UCAM Universidad Católica de Murcia held the Conferences for the monitoring, analysis and smart management of water, where an advance in the results of the European Project Life Ecosens Aquamonitrix, in which it participates with its research groups GRITA and TASA, together with other institutions and companies, such as the Spanish company LKS Krean, or TelLab (Ireland), Kemira (Finland) and the Universidade Nova de Lisboa were presented. This European project is co-financed by the European Commission, through the Life programme, which focuses on the environment and on climate change.
The researchers developed and implemented, during 3 years, a low-cost, portable and autonomous system for the monitoring of water, both wastewater and water of natural origin, to control its quality in real time through IoT technologies. Seventeen devices were installed in the different participating countries, nine of them in the sewage treatment plants of Molina de Segura, Alcantarilla, San Pedro del Pinatar and Los Alcázares, which belong to the ESAMUR sewage and water treatment network of the Region. These devices made it possible to monitor the levels of nitrates and nitrites, which are compounds of interest in our Region.

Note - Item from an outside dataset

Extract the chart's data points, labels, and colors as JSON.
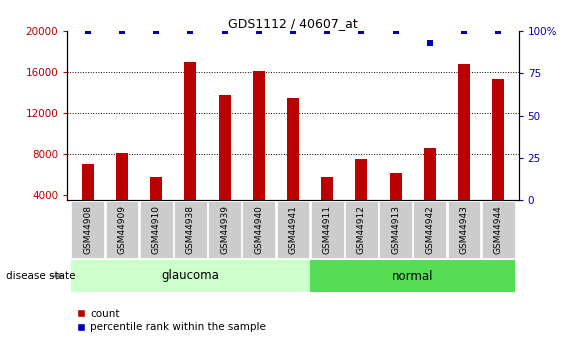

Juan Miguel Navarro, main researchers of the GRITA group of UCAM, assures that in areas as arid as the Region of Murcia “we must leverage all the water resources we have, hence the importance of the reuse of water, something that is already being done with 95% of waste water, which is mostly used for agricultural purposes”. Until now, quality controls were carried out manually in specific moments of the day, “while this new device, which will be available on the market soon, offers information regarding the efficiency of the water treatment and, therefore, its quality, in real time and it can even be installed in ‘hot points’, such as the watercourses”, explains Nuria Vela de Oro, researcher of the TASA group.